Pihak TKN terpukul dewan penasihatnya tersebut terjerat permasalahan korupsi. Hasto menyinggung TKN tidak bakal meninggalkan Rommy walau tersangkut permasalahan hukum di KPK.

 

“Atas OTT KPK yang menimpa teman koalisi kami, jujur saja kami mengakui sedih, dan terpukul. Apapun Mas Rommy ialah bagian dari kami. Kami tidak menutupi urusan tersebut. Kami telan pil pahit itu.
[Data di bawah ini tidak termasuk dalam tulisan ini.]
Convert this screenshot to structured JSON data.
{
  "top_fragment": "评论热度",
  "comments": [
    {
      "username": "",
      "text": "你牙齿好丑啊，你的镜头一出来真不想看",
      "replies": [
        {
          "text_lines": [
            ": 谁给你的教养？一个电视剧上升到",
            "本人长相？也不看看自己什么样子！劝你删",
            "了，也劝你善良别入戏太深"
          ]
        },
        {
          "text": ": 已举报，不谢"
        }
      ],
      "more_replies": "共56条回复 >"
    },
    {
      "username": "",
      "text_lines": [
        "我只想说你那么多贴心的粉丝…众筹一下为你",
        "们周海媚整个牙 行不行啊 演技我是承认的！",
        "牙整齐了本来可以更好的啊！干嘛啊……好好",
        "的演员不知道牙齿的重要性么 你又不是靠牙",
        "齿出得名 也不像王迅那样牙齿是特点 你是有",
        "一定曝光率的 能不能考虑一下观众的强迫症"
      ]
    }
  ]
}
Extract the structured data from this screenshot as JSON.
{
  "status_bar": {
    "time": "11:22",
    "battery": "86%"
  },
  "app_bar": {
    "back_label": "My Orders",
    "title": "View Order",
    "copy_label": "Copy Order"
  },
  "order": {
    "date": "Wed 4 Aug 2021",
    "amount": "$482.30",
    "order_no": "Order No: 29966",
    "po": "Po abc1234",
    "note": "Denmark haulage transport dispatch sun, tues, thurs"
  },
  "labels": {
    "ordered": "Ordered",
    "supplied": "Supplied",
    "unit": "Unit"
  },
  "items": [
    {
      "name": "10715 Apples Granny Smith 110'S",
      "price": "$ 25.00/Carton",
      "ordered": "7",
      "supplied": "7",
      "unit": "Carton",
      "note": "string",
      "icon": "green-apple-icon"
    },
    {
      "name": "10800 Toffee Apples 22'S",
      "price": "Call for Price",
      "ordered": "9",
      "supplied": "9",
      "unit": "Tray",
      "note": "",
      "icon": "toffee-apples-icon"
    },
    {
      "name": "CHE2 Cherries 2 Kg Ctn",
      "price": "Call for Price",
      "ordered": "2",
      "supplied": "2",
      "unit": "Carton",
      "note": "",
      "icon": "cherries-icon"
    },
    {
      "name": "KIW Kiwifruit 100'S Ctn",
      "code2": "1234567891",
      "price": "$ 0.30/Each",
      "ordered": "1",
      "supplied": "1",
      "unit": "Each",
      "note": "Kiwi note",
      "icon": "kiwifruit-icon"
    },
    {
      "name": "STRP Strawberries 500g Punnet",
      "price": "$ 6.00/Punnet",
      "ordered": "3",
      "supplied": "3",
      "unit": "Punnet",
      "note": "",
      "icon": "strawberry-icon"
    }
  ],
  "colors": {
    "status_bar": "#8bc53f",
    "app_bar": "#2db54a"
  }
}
Sebab kami bukan tipe yang meninggalkan rekan koalisi saat sedang terkena permasalahan itu,” ujarnya.

 

Meski begitu, Hasto menegaskan TKN Jokowi-Ma’ruf tidak ikut campur dengan proses hukum yang ada. TKN tetap memuliakan kewenangan KPK dalam membasmi korupsi atas permasalahan Rommy.

 

Lebih lanjut, Hasto turut mengucapkan keprihatinannya untuk seluruh family besar PPP. “Sekali lagi, bahwa hukum tersebut tidak mengenal siapa yang menjadi unsur dari pemerintahan dan siapa yang menjadi unsur diluar pemerintahan. Sebab pedang keadilan korupsi tersebut bergerak ke semua lini tanpa kecuali, tukasnya.

 

TKN Jokowi-Ma’ruf bercita-cita masalah ini ialah yang terakhir kalinya terjadi dalam partai koalisi Indonesia Kerja. Dia mengimbau untuk seluruh pihak, terutama penyelenggara negara, guna tidak menyalahgunakan kekuasaan.

 

“Semoga kita memungut pelajaran atas masalah ini dan ikut berusaha mencegah terjadinya korupsi. Kami ucapkan solidaritas dan keprihatinan kami dengan tetap memuliakan proses hukum yang dilaksanakan KPK,” tandasnya.